Claims that the Brexit and subsequent trade deal negotiations might take as long as ten years to complete were poo-pooed by the UK government at the end of last week.
However, I suspect that the farming sector – with its greater experience of EU’s glacial pace of change – might be considerably less dismissive of this sort of time-scale.
Jonnie Hall’s secondment placing to help the Scottish Government was roundly welcomed by the industryBrian Henderson
And there’s no getting away from the fact that the UK is a bit short of experienced negotiators to get us the sort of deal we need. Someone described the members of the EU’s negotiating team as being akin to a high-tech jet fighter – full of the latest electronic gadgetry and bristling with warheads, while having the sort of ground support which would put a Nasa space station launch to shame.
The UK’s negotiators, on the other hand, were likened to a man with a spoon – for Britain hasn’t had to negotiate in this sphere at international level since 1973 as the vast majority of our trade deals have been carried out directly by Brussels.
And, having had agricultural policy decided by Europe for over 40 years too, it would probably be fair to say that the UK’s state of preparedness on this front probably isn’t any better.
So the announcement last week that NFU Scotland’s top policy guru, the well-known Jonnie Hall, was to take up a secondment placing to help the Scottish Government was roundly welcomed by the industry.
Hall’s two-day-a-week posting will see him work directly with the team charged with assessing the effects of the Brexit negotiations on Scottish agriculture – and attempting to draw together a future strategy for the industry – no small task.

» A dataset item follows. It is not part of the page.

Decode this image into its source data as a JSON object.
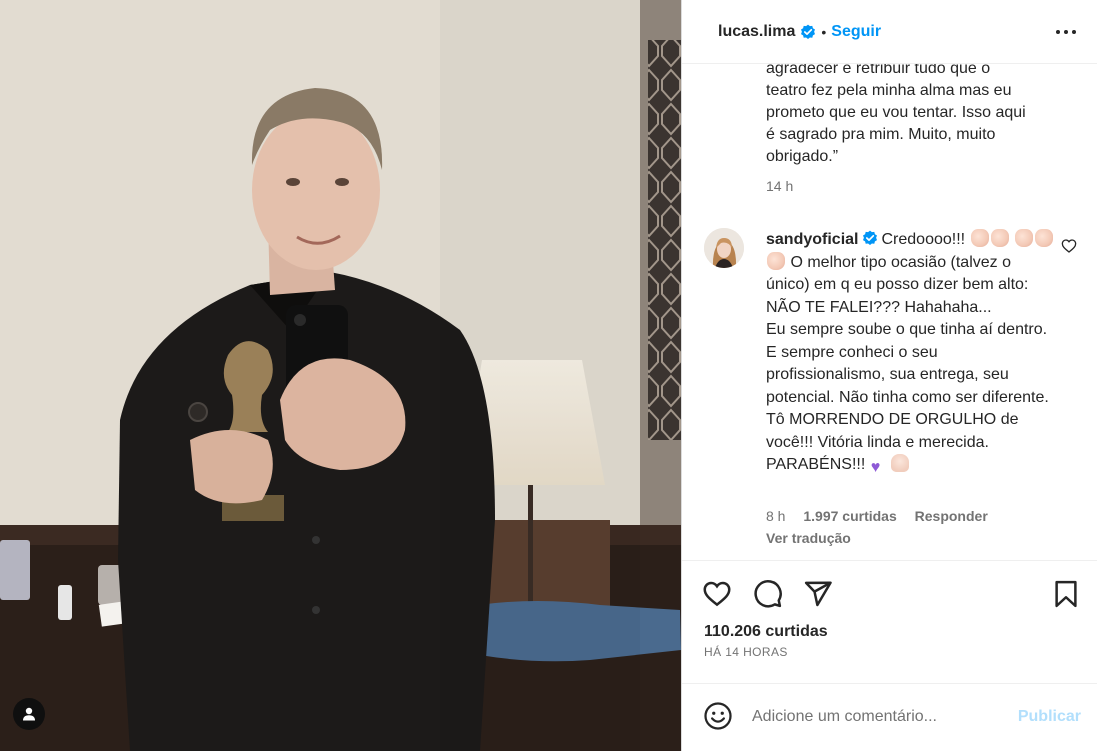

The truth is that while a vacuum might currently exist in post-Brexit policy development, there is no shortage of ideas, theories and even flights of fancy floating about waiting to fill it.
And although the farming community probably has the most direct interest in how things shape up, there are plenty of other stakeholder groups who would give their eye teeth for such a degree of involvement.
However the move shows that there is a recognition from the authorities that some solid, practical, down-to-earth input is necessary right from the start.
And from the Scottish Government’s point of view, having someone with the ability to work out some of the implications and ramifications of ideas before they get further than the drawing board will be a huge benefit.
For while the EU has been blamed for being at the root of many difficulties, a fair number of the problems have actually been self-inflicted by the Scottish Government – such as its gold-plated greening policies and the impracticalities of the beef efficiency scheme.
So giving the farming industry a conduit to offer some practical appraisal of proposals has to be a good idea. And the secondment will mean that the water-cooler effect will allow this to happen not only during official discussions but also on an informal basis – allowing realism to be reinforced at an early stage.
Hall has admitted that when he was on secondment he would be wearing a Scottish Government hat, but also hinted that he would still probably be wearing his NFUS vest. And while the move might take the union’s policy director away from his desk for two days a week, this time would probably have been spent attempting to gauge exactly what was going on in the various government departments anyway, so it looks like a win-win situation for both sides.
Of course the move is not without risks – for both Hall and the union as a whole. Having such a direct line of input will, inevitably, leave both open to charges of being complicit in the processes which will undoubtedly produce at least some unpopular decisions – and also sharing in the blame should things not turn out for the best. But, given the circumstances and the opportunities, few would deny it’s a risk worth taking.